Title: A question about Linji Yixuan
Post by: WakWaka123 on November 27, 2016, 09:41:04 am
Hello!
As you can see,I am new here :)
Could anyone write for me a shortly about the renewal and importance of Linji Yixuan?Did he differentiated Zen from Buddhism?from Daoism?
 I'm new in this bussines and wish to study about important people and thier activities:)
Title: Re: A question about Linji Yixuan
Post by: zafrogzen on November 27, 2016, 09:59:56 am
Linji (Rinzai Jp) was the founder of a large branch of zen that emphasizes koan practice. He didn't have much to do with differentiating zen from Buddhism or Taoism -- that was a gradual process involving many different individuals. Google him. Here's a good translation of some of his talks -- http://www.thezensite.com/ZenTeachings/Translations/Teachings_of_Rinzai.pdf (http://www.thezensite.com/ZenTeachings/Translations/Teachings_of_Rinzai.pdf)
Title: Re: A question about Linji Yixuan
Post by: WakWaka123 on November 27, 2016, 10:14:12 am
Linji (Rinzai Jp) was the founder of a large branch of zen that emphasizes koan practice. He didn't have much to do with differentiating zen from Buddhism or Taoism -- that was a gradual process involving many different individuals. Google him. Here's a good translation of some of his talks -- [url]http://www.thezensite.com/ZenTeachings/Translations/Teachings_of_Rinzai.pdf[/url] ([url]http://www.thezensite.com/ZenTeachings/Translations/Teachings_of_Rinzai.pdf[/url])

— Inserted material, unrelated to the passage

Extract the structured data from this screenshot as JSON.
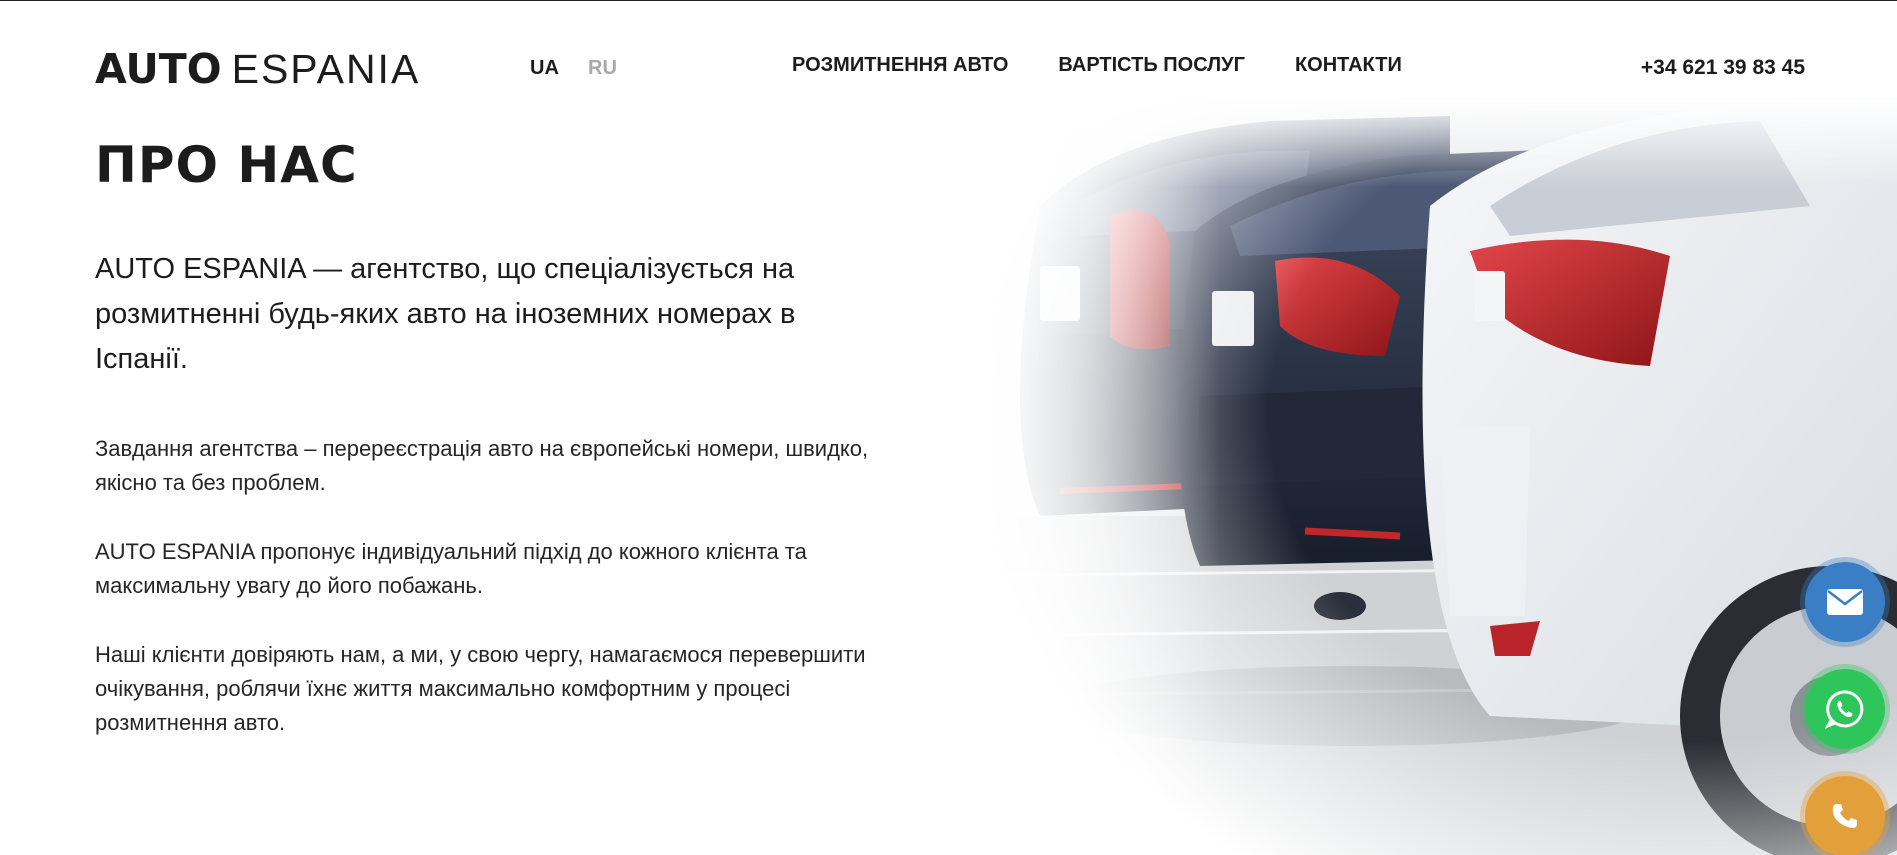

Wow!thank you very much!I will start reading it soon.Why I do so,could you still answer for me- what new things did he bring to the Zen?How important was he?
Title: Re: A question about Linji Yixuan
Post by: zafrogzen on November 27, 2016, 10:30:14 am
As I said, he was the founder of a very, large branch of zen (Rinzai in Japan). He had a very abrupt style of zen which evolved into a type of Koan practice. You can google "Koan" as well. A lot of his actions, and Koans in general, don't make much sense intellectually but are designed to provoke specific meditation insights.
Title: Re: A question about Linji Yixuan
Post by: WakWaka123 on December 02, 2016, 08:04:56 am
As I said, he was the founder of a very, large branch of zen (Rinzai in Japan). He had a very abrupt style of zen which evolved into a type of Koan practice. You can google "Koan" as well. A lot of his actions, and Koans in general, don't make much sense intellectually but are designed to provoke specific meditation insights.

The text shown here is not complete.